The bipartisan infrastructure bill, which is expected to pass the Senate with the backing of Republican leaders, also slashed funding for clean energy tax credits intended to help fight climate change.
But the bill increases spending overall on environmental remediation above what Biden had proposed. It would provide funds for cleaning up abandoned mine land and Superfund sites, as well as for improving the resiliency of degraded ecosystems, such as the Great Lakes, Puget Sound and Gulf of Mexico.
The Chesapeake restoration effort also could get additional help from the bill’s proposal to boost funding nationally for water and wastewater infrastructure. Two EPA programs that provide loans to states for upgrading sewage and stormwater treatment facilities and for enhancing drinking water systems each would get an additional $14.7 billion over the next five years. That would more than double the current annual level of funding for such projects.
The Chesapeake Bay Program received $87.5 million for fiscal year 2021, and President Biden has proposed increasing that by $3 million for fiscal year 2022, which starts Oct. 1. The House has already approved that level of funding. The infrastructure measure, if passed, would boost that by roughly 50%, providing an additional $47.6 million a year.
“As we work to modernize our infrastructure and tackle climate change, it’s crucial that we’re investing in protecting our watersheds,” said Sen. Chris Van Hollen (D-MD), a member of the Senate Appropriations Committee. “That’s why we fought to include funding for the Chesapeake Bay Program in the bipartisan infrastructure deal.”
Sen. Ben Cardin (D-MD) cited the Bay Program funding as one of the reasons he supported the infrastructure bill. “Marylanders will be pleased to see this includes funds for ecosystem restoration,” he said in a statement.
The bill’s text doesn’t say how the EPA is to use the additional money. The Bay Program typically funds research and helps assess cleanup progress, but nearly two-thirds of its money also goes to states, local governments and nonprofit groups for on-the-ground projects.
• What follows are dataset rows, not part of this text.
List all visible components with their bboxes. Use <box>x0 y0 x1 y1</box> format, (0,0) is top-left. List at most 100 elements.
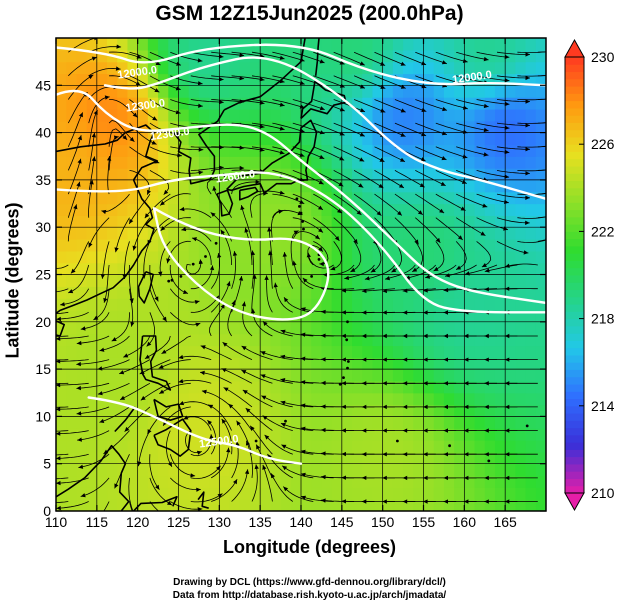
field-cell <box>454 73 465 86</box>
streamline <box>236 420 253 455</box>
field-cell <box>117 156 129 169</box>
field-cell <box>443 428 455 441</box>
streamline <box>178 355 212 360</box>
field-cell <box>117 404 129 417</box>
field-cell <box>392 357 404 370</box>
streamline-arrow <box>361 357 367 362</box>
field-cell <box>107 144 118 157</box>
streamline-arrow <box>321 498 326 503</box>
field-cell <box>249 380 261 394</box>
streamline-arrow <box>183 415 189 420</box>
coastline-taiwan <box>137 270 154 304</box>
field-cell <box>494 61 506 75</box>
field-cell <box>454 108 465 122</box>
field-cell <box>382 73 394 86</box>
field-cell <box>301 428 312 441</box>
island-ryukyu <box>204 255 207 258</box>
island-marianas <box>347 360 350 363</box>
field-cell <box>198 286 210 299</box>
field-cell <box>341 73 353 86</box>
field-cell <box>443 380 455 394</box>
field-cell <box>86 132 98 146</box>
field-cell <box>535 156 546 169</box>
field-cell <box>229 428 241 441</box>
streamline-arrow <box>161 349 167 354</box>
field-cell <box>117 132 129 146</box>
field-cell <box>372 345 384 358</box>
credit-drawing: Drawing by DCL (https://www.gfd-dennou.o… <box>173 577 446 588</box>
field-cell <box>86 451 98 465</box>
field-cell <box>433 416 445 429</box>
streamline <box>496 217 530 224</box>
field-cell <box>443 168 455 181</box>
coastline-korea <box>172 109 225 185</box>
streamline-arrow <box>155 61 161 65</box>
streamline <box>68 56 97 77</box>
streamline-arrow <box>504 54 510 60</box>
field-cell <box>76 357 88 370</box>
field-cell <box>535 487 546 500</box>
field-cell <box>209 298 220 311</box>
field-cell <box>249 239 261 252</box>
field-cell <box>147 250 159 264</box>
colorbar-segment <box>565 151 584 160</box>
field-cell <box>341 309 353 323</box>
field-cell <box>127 108 139 122</box>
streamline-arrow <box>280 354 286 359</box>
streamline <box>56 453 89 459</box>
field-cell <box>158 499 169 511</box>
field-cell <box>270 440 282 453</box>
field-cell <box>403 428 414 441</box>
field-cell <box>413 345 425 358</box>
field-cell <box>413 298 425 311</box>
field-cell <box>403 239 414 252</box>
field-cell <box>382 428 394 441</box>
field-cell <box>505 215 516 228</box>
field-cell <box>464 274 476 287</box>
field-cell <box>403 298 414 311</box>
colorbar-segment <box>565 296 584 305</box>
streamline-arrow <box>300 307 306 312</box>
field-cell <box>474 321 486 335</box>
field-cell <box>443 132 455 146</box>
streamline <box>517 239 546 243</box>
streamline-arrow <box>382 333 387 339</box>
field-cell <box>403 85 414 98</box>
streamline-arrow <box>77 158 82 164</box>
field-cell <box>209 309 220 323</box>
field-cell <box>535 85 546 98</box>
field-cell <box>423 120 435 134</box>
field-cell <box>362 38 374 51</box>
streamline-arrow <box>341 357 346 362</box>
field-cell <box>188 250 200 264</box>
streamline-arrow <box>414 239 419 245</box>
field-cell <box>76 428 88 441</box>
streamline <box>272 51 305 62</box>
streamline <box>101 193 130 213</box>
streamline-arrow <box>525 195 530 200</box>
streamline-arrow <box>260 374 266 379</box>
streamline <box>268 226 273 266</box>
field-cell <box>96 333 108 347</box>
streamline <box>292 170 324 185</box>
coastline-halmahera <box>197 491 209 509</box>
streamline <box>271 210 284 242</box>
field-cell <box>372 428 384 441</box>
field-cell <box>403 475 414 488</box>
field-cell <box>270 250 282 264</box>
field-cell <box>331 274 343 287</box>
streamline-arrow <box>353 239 358 244</box>
streamline-arrow <box>318 228 323 233</box>
colorbar-segment <box>565 384 584 392</box>
field-cell <box>413 380 425 394</box>
field-cell <box>525 250 537 264</box>
streamline-arrow <box>423 288 428 293</box>
field-cell <box>515 144 527 157</box>
field-cell <box>413 144 425 157</box>
field-cell <box>474 298 486 311</box>
coastlines <box>56 38 529 511</box>
field-cell <box>239 309 251 323</box>
streamline <box>537 98 546 100</box>
field-cell <box>331 262 343 276</box>
field-cell <box>341 298 353 311</box>
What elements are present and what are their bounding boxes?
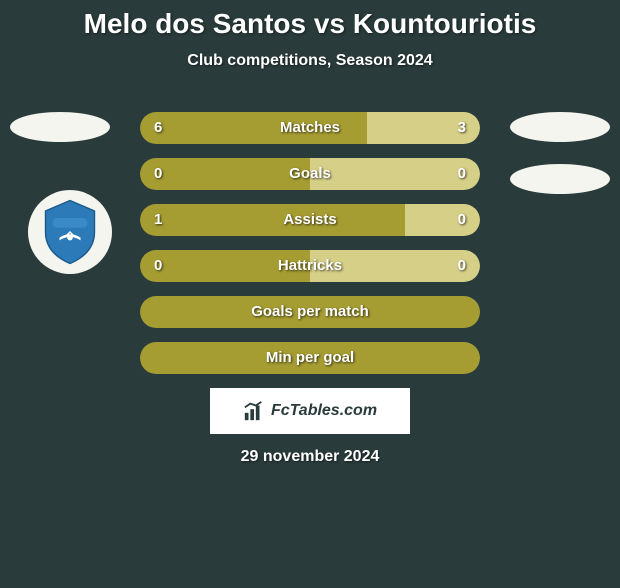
- stat-row: Matches6 3: [140, 112, 480, 144]
- player-photo-right-1: [510, 112, 610, 142]
- stat-label: Min per goal: [140, 342, 480, 374]
- stat-row: Goals0 0: [140, 158, 480, 190]
- footer-date: 29 november 2024: [0, 448, 620, 466]
- player-photo-right-2: [510, 164, 610, 194]
- stats-area: Matches63Goals00Assists10Hattricks00Goal…: [140, 112, 480, 374]
- player-photo-left: [10, 112, 110, 142]
- stat-value-left: 0: [154, 250, 162, 282]
- stat-value-left: 6: [154, 112, 162, 144]
- stat-value-left: 1: [154, 204, 162, 236]
- stat-value-right: 3: [458, 112, 466, 144]
- club-logo: [28, 190, 112, 274]
- content: Matches63Goals00Assists10Hattricks00Goal…: [0, 112, 620, 466]
- subtitle: Club competitions, Season 2024: [0, 52, 620, 70]
- footer-brand: FcTables.com: [210, 388, 410, 434]
- stat-value-right: 0: [458, 250, 466, 282]
- stat-value-left: 0: [154, 158, 162, 190]
- stat-label: Hattricks: [140, 250, 480, 282]
- stat-value-right: 0: [458, 204, 466, 236]
- stat-row: Assists1 0: [140, 204, 480, 236]
- stat-row: Goals per match: [140, 296, 480, 328]
- stat-label: Matches: [140, 112, 480, 144]
- stat-label: Goals per match: [140, 296, 480, 328]
- comparison-title: Melo dos Santos vs Kountouriotis: [0, 8, 620, 40]
- stat-label: Goals: [140, 158, 480, 190]
- stat-row: Min per goal: [140, 342, 480, 374]
- stat-value-right: 0: [458, 158, 466, 190]
- stat-row: Hattricks0 0: [140, 250, 480, 282]
- chart-icon: [243, 400, 265, 422]
- stat-label: Assists: [140, 204, 480, 236]
- footer-brand-text: FcTables.com: [271, 402, 377, 420]
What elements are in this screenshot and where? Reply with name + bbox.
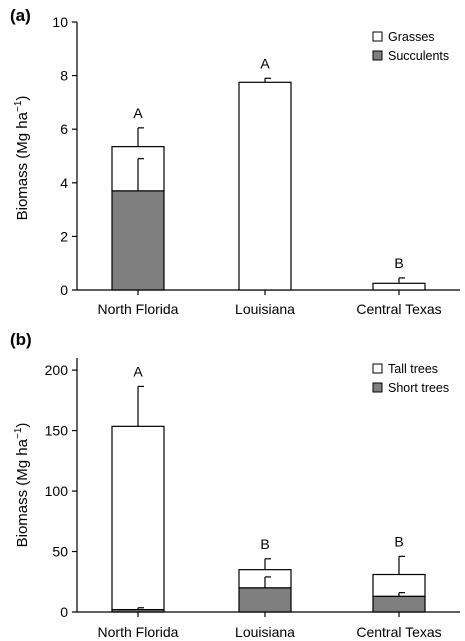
x-category-label: North Florida xyxy=(98,624,179,640)
bar-short-trees xyxy=(372,595,426,613)
x-category-label: North Florida xyxy=(98,301,179,317)
significance-letter: B xyxy=(394,255,403,271)
y-tick-label: 4 xyxy=(60,175,68,191)
y-tick-label: 0 xyxy=(60,282,68,298)
x-category-label: Louisiana xyxy=(235,301,295,317)
y-tick-label: 200 xyxy=(45,362,69,378)
panel-label: (a) xyxy=(10,6,31,25)
y-tick-label: 8 xyxy=(60,68,68,84)
bar-short-trees xyxy=(238,587,292,613)
legend-swatch xyxy=(372,382,383,393)
x-category-label: Central Texas xyxy=(356,624,441,640)
y-tick-label: 100 xyxy=(45,483,69,499)
chart-panel-b: (b) 0 50 100 150 200 Biomass (Mg ha−1) North Fl… xyxy=(10,330,460,640)
y-tick-label: 50 xyxy=(52,544,68,560)
legend-label: Grasses xyxy=(388,30,435,44)
y-tick-label: 10 xyxy=(52,14,68,30)
y-tick-label: 2 xyxy=(60,228,68,244)
bar-grasses xyxy=(372,282,426,291)
y-tick-label: 0 xyxy=(60,604,68,620)
chart-panel-a: (a) 0 2 4 6 8 10 Biomass (Mg ha−1) North Florida… xyxy=(10,6,460,317)
y-tick-label: 150 xyxy=(45,423,69,439)
legend-swatch xyxy=(372,363,383,374)
panel-label: (b) xyxy=(10,330,32,349)
significance-letter: A xyxy=(133,363,143,379)
bar-grasses xyxy=(238,81,292,291)
x-category-label: Louisiana xyxy=(235,624,295,640)
legend-swatch xyxy=(372,31,383,42)
legend-label: Tall trees xyxy=(388,362,438,376)
legend-swatch xyxy=(372,50,383,61)
significance-letter: A xyxy=(260,55,270,71)
bar-succulents xyxy=(111,190,165,291)
x-category-label: Central Texas xyxy=(356,301,441,317)
y-axis-label: Biomass (Mg ha−1) xyxy=(13,96,31,221)
y-tick-label: 6 xyxy=(60,121,68,137)
significance-letter: B xyxy=(260,536,269,552)
legend-label: Succulents xyxy=(388,49,449,63)
significance-letter: B xyxy=(394,533,403,549)
legend-label: Short trees xyxy=(388,381,449,395)
significance-letter: A xyxy=(133,105,143,121)
y-axis-label: Biomass (Mg ha−1) xyxy=(13,423,31,548)
bar-tall-trees xyxy=(111,425,165,611)
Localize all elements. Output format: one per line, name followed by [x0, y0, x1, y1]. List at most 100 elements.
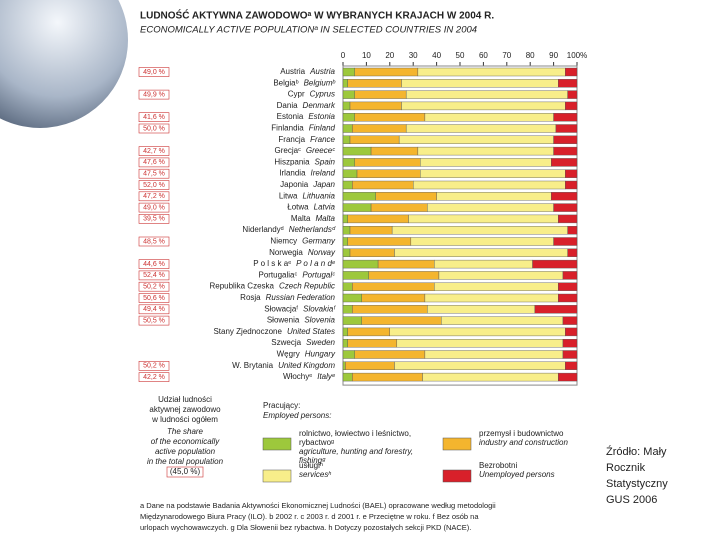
bar-segment — [361, 316, 442, 325]
share-label: 44,6 % — [143, 261, 165, 268]
globe-decoration — [0, 0, 128, 128]
share-label: 50,6 % — [143, 295, 165, 302]
bar-segment — [398, 135, 554, 145]
bar-segment — [342, 293, 362, 303]
share-label: 42,2 % — [143, 374, 165, 381]
x-tick-label: 10 — [362, 51, 371, 60]
country-name-en: Belgiumᵇ — [304, 78, 336, 87]
bar-segment — [562, 271, 578, 280]
bar-segment — [342, 248, 351, 258]
country-label: Irlandia Ireland — [279, 169, 335, 178]
bar-segment — [342, 271, 369, 280]
country-label: Estonia Estonia — [277, 112, 336, 121]
bar-segment — [553, 135, 578, 145]
legend-heading-en: Employed persons: — [263, 411, 331, 420]
country-name-en: Malta — [315, 214, 335, 223]
share-box — [138, 67, 170, 77]
share-box — [138, 112, 170, 122]
footnote: urlopach wychowawczych. g Dla Słowenii b… — [140, 523, 471, 532]
bar-segment — [349, 248, 395, 258]
share-box — [138, 168, 170, 179]
bar-segment — [405, 90, 568, 99]
country-name-en: Spain — [315, 158, 336, 167]
bar-segment — [356, 169, 421, 178]
bar-segment — [558, 214, 578, 224]
bar-segment — [370, 146, 419, 156]
country-name-en: Norway — [308, 248, 336, 257]
country-name-en: Russian Federation — [266, 293, 336, 302]
share-box — [138, 191, 170, 202]
legend-label: rolnictwo, łowiectwo i leśnictwo, — [299, 429, 411, 438]
share-box — [138, 259, 170, 269]
country-name-pl: Słowenia — [267, 316, 300, 325]
bar-segment — [377, 259, 435, 269]
country-name-en: Cyprus — [310, 90, 335, 99]
bar-segment — [354, 67, 419, 77]
country-name-en: Hungary — [305, 350, 336, 359]
bar-segment — [349, 135, 400, 145]
bar-segment — [420, 158, 552, 167]
share-box — [138, 123, 170, 134]
country-name-pl: Stany Zjednoczone — [213, 327, 282, 336]
bar-segment — [562, 339, 578, 348]
bar-segment — [342, 305, 353, 314]
bar-segment — [342, 327, 348, 337]
share-label: 39,5 % — [143, 216, 165, 223]
country-label: Węgry Hungary — [277, 350, 336, 359]
bar-segment — [565, 361, 578, 370]
share-note-en: active population — [155, 447, 216, 456]
country-label: Łotwa Latvia — [287, 203, 335, 212]
country-label: Finlandia Finland — [271, 124, 335, 133]
share-label: 52,0 % — [143, 182, 165, 189]
bar-segment — [391, 225, 568, 235]
bar-segment — [347, 327, 390, 337]
bar-segment — [551, 158, 578, 167]
bar-segment — [347, 237, 412, 246]
bar-segment — [349, 225, 393, 235]
share-box — [138, 157, 170, 168]
country-label: Grecjaᶜ Greeceᶜ — [275, 146, 336, 155]
bar-segment — [368, 271, 440, 280]
bar-segment — [558, 282, 578, 291]
bar-segment — [342, 112, 355, 122]
country-label: Belgiaᵇ Belgiumᵇ — [273, 78, 335, 87]
country-label: Republika Czeska Czech Republic — [209, 282, 335, 291]
country-name-en: Ireland — [311, 169, 336, 178]
share-box — [138, 214, 170, 224]
bar-segment — [352, 282, 435, 291]
bar-segment — [417, 67, 566, 77]
bar-segment — [534, 305, 578, 314]
bar-segment — [354, 90, 407, 99]
share-label: 47,6 % — [143, 159, 165, 166]
country-label: Niderlandyᵈ Netherlandsᵈ — [242, 225, 335, 234]
chart-title: LUDNOŚĆ AKTYWNA ZAWODOWOᵃ W WYBRANYCH KR… — [140, 9, 494, 22]
share-label: 52,4 % — [143, 272, 165, 279]
country-name-en: Germany — [302, 237, 336, 246]
share-box — [138, 304, 170, 315]
bar-segment — [342, 169, 358, 178]
legend-swatch — [442, 437, 472, 451]
country-name-pl: Cypr — [288, 90, 305, 99]
bar-segment — [396, 339, 564, 348]
share-box — [138, 293, 170, 303]
country-name-pl: P o l s k aᵉ — [253, 259, 291, 268]
x-tick-label: 40 — [432, 51, 441, 60]
country-name-pl: Słowacjaᶠ — [264, 304, 298, 313]
bar-segment — [413, 180, 566, 190]
legend-label-en: industry and construction — [479, 438, 568, 447]
bar-segment — [342, 79, 348, 88]
bar-segment — [354, 158, 421, 167]
bar-segment — [342, 372, 353, 382]
country-label: Malta Malta — [291, 214, 336, 223]
bar-segment — [342, 339, 348, 348]
country-label: Słowenia Slovenia — [267, 316, 336, 325]
share-box — [138, 146, 170, 156]
bar-segment — [342, 282, 353, 291]
bar-segment — [424, 112, 554, 122]
country-name-en: Latvia — [314, 203, 336, 212]
country-name-en: Sweden — [306, 338, 335, 347]
share-note-en: The share — [167, 427, 204, 436]
bar-segment — [342, 135, 351, 145]
x-tick-label: 100% — [567, 51, 587, 60]
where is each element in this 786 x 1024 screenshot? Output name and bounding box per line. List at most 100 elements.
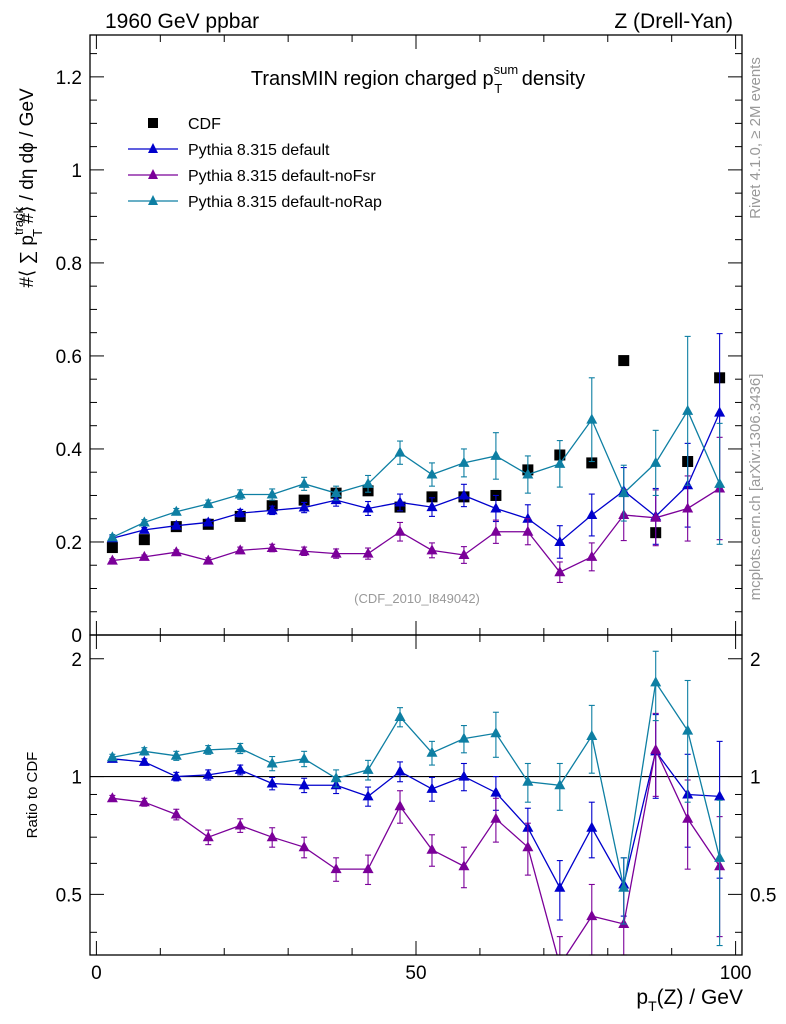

Even without such details spelled out in the bill, Bay advocates hailed the proposed funding increase. Kristin Reilly, director of the Choose Clean Water Coalition, called it “a shot in the arm” for the states and federal government, which could help them get closer to putting all needed pollution reduction practices in place by their 2025 deadline.
“While currently there is ambiguity on the exact allocation of this funding, we are heartened to see the restoration of our waterways is recognized as a national priority,” Reilly said in a statement. “This investment will not only help provide all the benefits clean water brings, but the many on-the-ground restoration projects this funding supports will also deliver good jobs and stimulate local economies.”
With just four years to go to meet the deadline of the “pollution diet” that the EPA set for the Bay in 2010, advocates and state and local officials have been urging Congress to boost funding for the restoration effort, which remains far short of many of its goals.
At least one-third of the outcomes pledged in the 2014 Chesapeake Bay Watershed Agreement are lagging badly or in limbo. An internal Bay Program review found that seven, including the key goal of meeting nutrient and sediment pollution reduction targets, are unlikely to be met by the 2025 deadline.
In May, governors of the six Bay watershed states, the mayor of the District of Columbia and the chair of the Chesapeake Bay Commission, a tri-state legislative advisory body, wrote Congress seeking an additional billion dollars for the effort. They didn’t specify how the extra money could be spent.
The Choose Clean Water Coalition, representing dozens of environmental and community groups across the six-state watershed, also wrote congressional leaders that month asking in part for a $132 million boost in Bay Program funding. It proposed distributing the increased funding in grants to states and local governments to support their restoration efforts.